If there’s no TLB, segmentation is faster. For a given process, segmentation only requires three pairs of base and bounds (and also some other bits), respectively for code, stack and heap. Thus it’s fast to translate a virtual address (VA) to a physical address (PA). In contrast, paging breaks memory into smaller pieces and thus requires page tables (PTs) that are much larger than just three pairs of base and bounds. And the result is when performing VA to PA translation, more search work needs to be done in the page tables (either linear PTs or more complicated tree structures). Therefore, segmentation is faster. (Here we assume that we are only discussing efficiency in terms of speed, and thus ignoring other pros and cons of segmentation vs paging.)

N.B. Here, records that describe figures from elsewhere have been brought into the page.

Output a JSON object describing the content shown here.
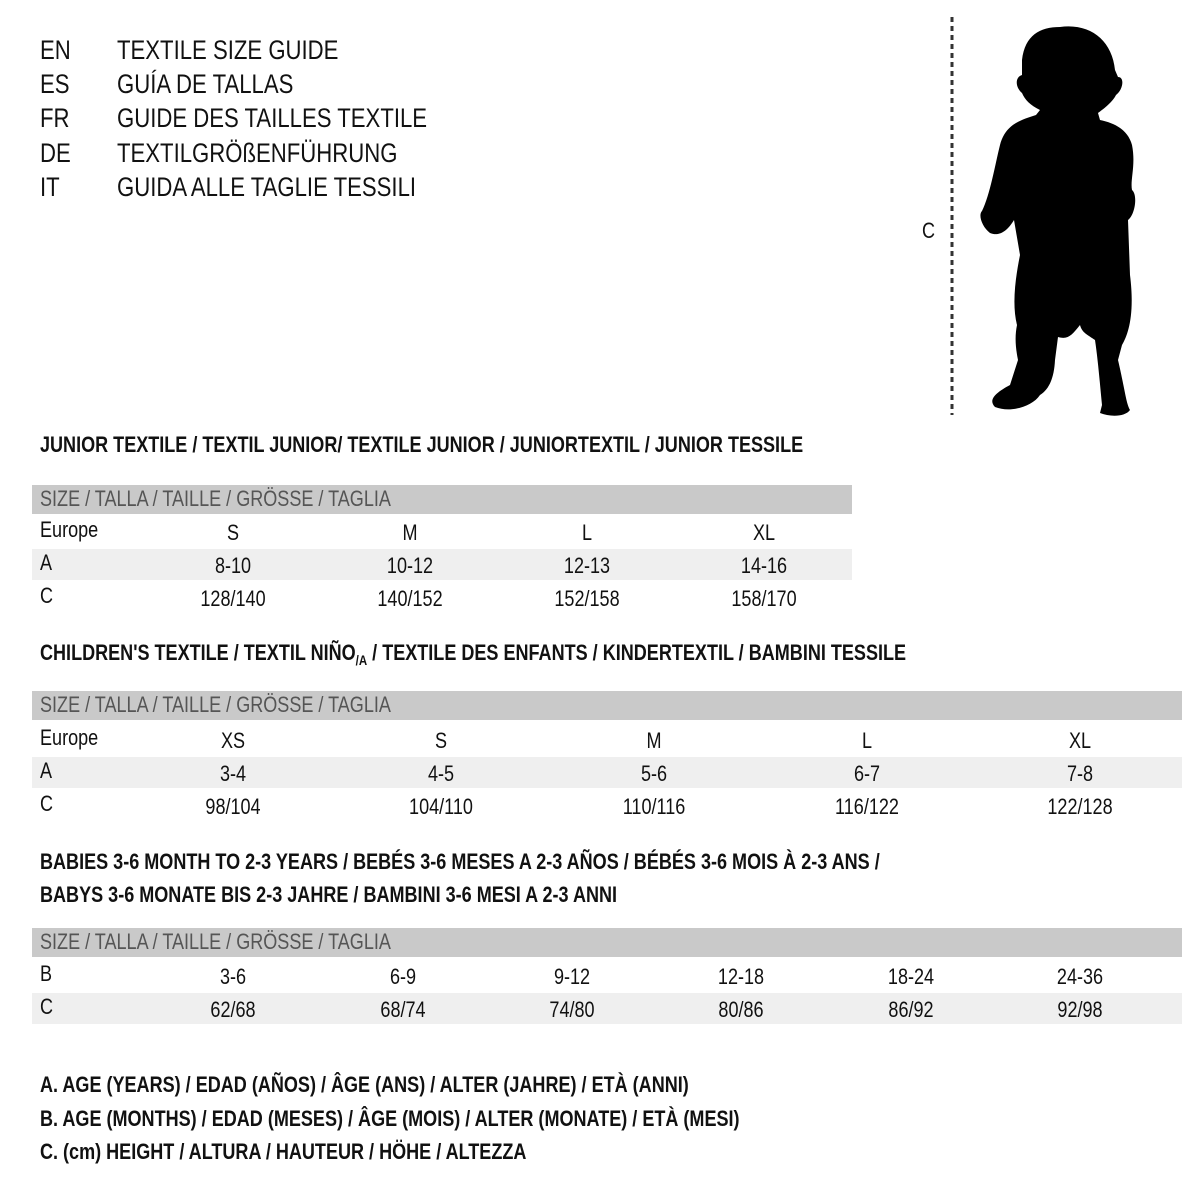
{
  "languages": [
    {
      "code": "EN",
      "text": "TEXTILE SIZE GUIDE"
    },
    {
      "code": "ES",
      "text": "GUÍA DE TALLAS"
    },
    {
      "code": "FR",
      "text": "GUIDE DES TAILLES TEXTILE"
    },
    {
      "code": "DE",
      "text": "TEXTILGRÖßENFÜHRUNG"
    },
    {
      "code": "IT",
      "text": "GUIDA ALLE TAGLIE TESSILI"
    }
  ],
  "figure": {
    "measure_label": "C",
    "icon": "child-silhouette"
  },
  "size_header": "SIZE / TALLA / TAILLE / GRÖSSE / TAGLIA",
  "junior": {
    "title": "JUNIOR TEXTILE / TEXTIL JUNIOR/ TEXTILE JUNIOR / JUNIORTEXTIL / JUNIOR TESSILE",
    "rows": [
      {
        "label": "Europe",
        "values": [
          "S",
          "M",
          "L",
          "XL"
        ]
      },
      {
        "label": "A",
        "values": [
          "8-10",
          "10-12",
          "12-13",
          "14-16"
        ]
      },
      {
        "label": "C",
        "values": [
          "128/140",
          "140/152",
          "152/158",
          "158/170"
        ]
      }
    ]
  },
  "children": {
    "title_pre": "CHILDREN'S TEXTILE / TEXTIL NIÑO",
    "title_sub": "/A",
    "title_post": " / TEXTILE DES ENFANTS / KINDERTEXTIL / BAMBINI TESSILE",
    "rows": [
      {
        "label": "Europe",
        "values": [
          "XS",
          "S",
          "M",
          "L",
          "XL"
        ]
      },
      {
        "label": "A",
        "values": [
          "3-4",
          "4-5",
          "5-6",
          "6-7",
          "7-8"
        ]
      },
      {
        "label": "C",
        "values": [
          "98/104",
          "104/110",
          "110/116",
          "116/122",
          "122/128"
        ]
      }
    ]
  },
  "babies": {
    "title_line1": "BABIES 3-6 MONTH TO 2-3 YEARS / BEBÉS 3-6 MESES A 2-3 AÑOS / BÉBÉS 3-6 MOIS À 2-3 ANS /",
    "title_line2": "BABYS 3-6 MONATE BIS 2-3 JAHRE / BAMBINI 3-6 MESI A 2-3 ANNI",
    "rows": [
      {
        "label": "B",
        "values": [
          "3-6",
          "6-9",
          "9-12",
          "12-18",
          "18-24",
          "24-36"
        ]
      },
      {
        "label": "C",
        "values": [
          "62/68",
          "68/74",
          "74/80",
          "80/86",
          "86/92",
          "92/98"
        ]
      }
    ]
  },
  "legend": [
    "A. AGE (YEARS) / EDAD (AÑOS) / ÂGE (ANS) / ALTER (JAHRE) / ETÀ (ANNI)",
    "B. AGE (MONTHS) / EDAD (MESES) / ÂGE (MOIS) / ALTER (MONATE) / ETÀ (MESI)",
    "C. (cm) HEIGHT / ALTURA / HAUTEUR / HÖHE / ALTEZZA"
  ]
}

With TLB, paging may be faster than segmentation, but I wouldn’t argue that it’s always the case. This is because segmentation base and bounds pairs are always very small compared to PTs, so even if paging is improved by TLB, it may still be slower than segmentation. Paging concerns more about managing physical memory orderly and reduce external fragmentation; if purely about speed compared to segmentation, it may not win even with the help of TLB. But still, with TLB, paging can be pretty fast, because TLB offers a cache for recently used memory accesses and avoid querying through page tables to find physical address. The performance of TLB is much faster than pure PTs by magnitudes, but it can hold much fewer information compared to PTs both due to cost and physics rules.

**Q10. 32 bit to 64 bit**

Imagine we are porting a system (that uses paging) from using 32-bit virtual addresses to 64-bit virtual addresses. What needs to change in memory virtualization (ignore the other changes that will be required)? Can we do this entirely in software? Why or why not?

(8 points)

No, we cannot do this merely in software. Since we use paging, the page table structure will be very different, which requires not only software changes, but also changes in the hardware help we need in page tables. For the sake of efficiency and protection, a lot of paging is done through hardware. When we translate the virtual address into physical address through paging, the hardware needs to get the first few digits (virtual page number, VPN) and go to the page tables to get the corresponding physical address and then apply the offset to get the exact physical address. 32-bit and 64-bit may have very different scheme regarding the size of VPNs/PPNs and offsets. For example, in the lecture of Multi-Level page tables, Professor gave the example that for 32-bit, there might be a 10-bit Page Directory, a 10-bit Page Table, and a 12-bit offset, whereas in 64-bit, there might be a 12-bit unused, four levels of 9-bit Page Tables (Global, Upper, Mid, Lower) and a 12-bit offset. These are not things we can easily handle in software, but rather to change the behaviors of hardware.

**Q11. Free**

When you pass a pointer obtained from malloc() to free(), how does it know how much memory to free?

(4 points)

First, malloc() and free() are not system calls themselves, but rather just library calls. Within them, there will be system calls actually performing memory related operations. Second, those system calls figure out how much to free with the help of hardware. Each piece of memory, when allocated, comes with a header, which includes the size of this piece of memory and likely some other information, such as a magic number. When we call malloc(), a header is automatically created and a piece of memory of desired size (plus the size of header) is allocated; when we call free(), the pointer (the argument of free()) is updated to the actual beginning of that piece of memory (i.e. pointing to the beginning of header) and the size information is there, so that the full piece of memory can be released.